Luiz was in the ICU at the local hospital. A nurse with white hair and ruddy cheeks led me to his room.

His face was purple and stitched up, tubes ran up his nose, some draining a bloody liquor, and a respirator tube went into a hole in his throat.

“Shouldn’t I be wearing a mask?” I asked the nurse.

“He’s beyond that,” she said.

He was so tiny, strapped down on bleached white sheets.

“He’s dying. He was okay until today, then he fell into a coma. Pressure is building in his brain, and the doctors can’t drain it.” The respirator clicked and rasped. “He’ll be brain-dead in a few days.”

After that it would be just a question of pulling the plug and parting him out. “Can I be alone with him?” She nodded and left without saying anything more.

I stroked his forehead. All his hair had been shaved, eyebrows, everything. “I never knew you were so tiny,” I said. There were big yellow and purple bruises on his arms where needles and tubes were taped. I sat on the edge of his bed and listened to the machines click and hum and peep. I pulled back the covers and got in beside him and held his tiny hand. I ran my fingertips over the bandages where his broken ribs had been taped. I cradled him in my arms and he felt hot. It wasn’t until I saw tears falling on my skin that I realized I was crying.

His little ear was all mashed up. “Luiz,” I whispered. “I’m getting you out of here today, Luiz.
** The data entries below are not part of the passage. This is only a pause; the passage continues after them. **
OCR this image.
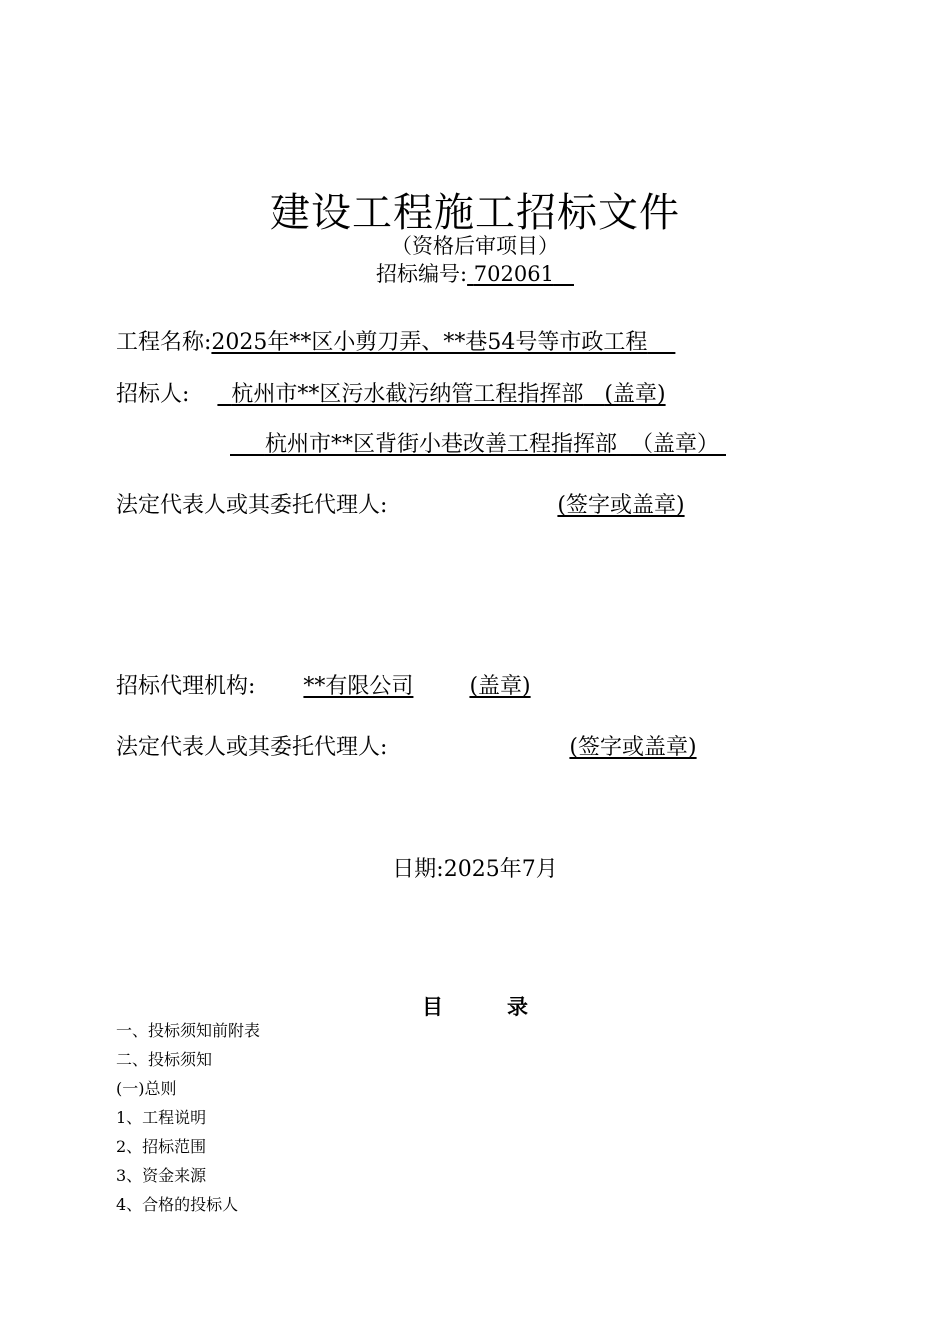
建设工程施工招标文件
（资格后审项目）
招标编号: 702061
工程名称:2025年**区小剪刀弄、**巷54号等市政工程
招标人: 杭州市**区污水截污纳管工程指挥部 (盖章)
杭州市**区背街小巷改善工程指挥部 （盖章）
法定代表人或其委托代理人:	(签字或盖章)
招标代理机构: **有限公司	(盖章)
法定代表人或其委托代理人:	(签字或盖章)
日期:2025年7月
目	录
一、投标须知前附表
二、投标须知
(一)总则
1、工程说明
2、招标范围
3、资金来源
4、合格的投标人
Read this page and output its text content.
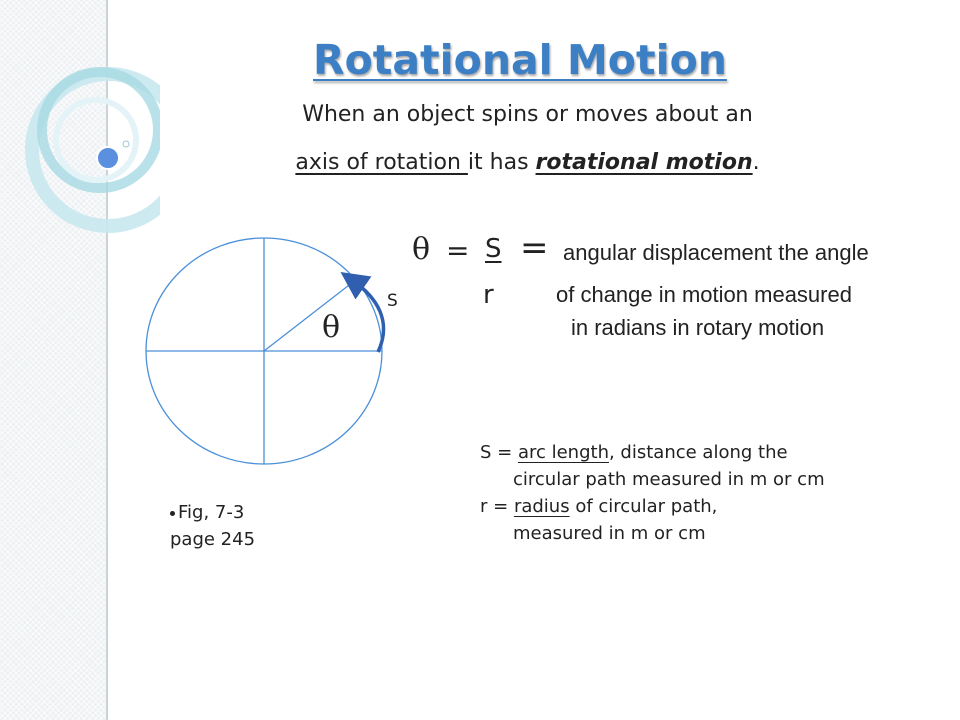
Rotational Motion

When an object spins or moves about an

axis of rotation it has rotational motion.

θ = S = angular displacement the angle
r	of change in motion measured
in radians in rotary motion
S
θ
Fig, 7-3
page 245
S = arc length, distance along the
circular path measured in m or cm
r = radius of circular path,
measured in m or cm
We’ll fix you up a spot in the bunkhouse, with your own IV drip and the best respirator money can buy. Close to the creek so its trickling can soothe you, and you can hear the ponies nicker when they come to drink.”

I was so close to him that I could feel my own hot breath bouncing back when I whispered. I smelled acrid medicine on his skin. I held him close. He was so light in my arms, like a single breath.

From far away down the hospital corridor came the sound of an awkward young colt’s hooves on the tile floor, and a child laughing.

“The house is big, with cedar shakes on the roof,” I whispered. “I can see Ingrid now, in the soft light of the fireplace. She’s kneading dough at the long kitchen counter. She has white marks on her face from the flour, where she has touched herself.”

The sound of the foal came closer. I looked over towards the door. Ingrid came in and tied the foal to the foot of the bed. She came over and climbed in the other side of the bed. She put her face close and she really did smell like flour. We lay like that for the longest time, holding each other close and Luiz between us.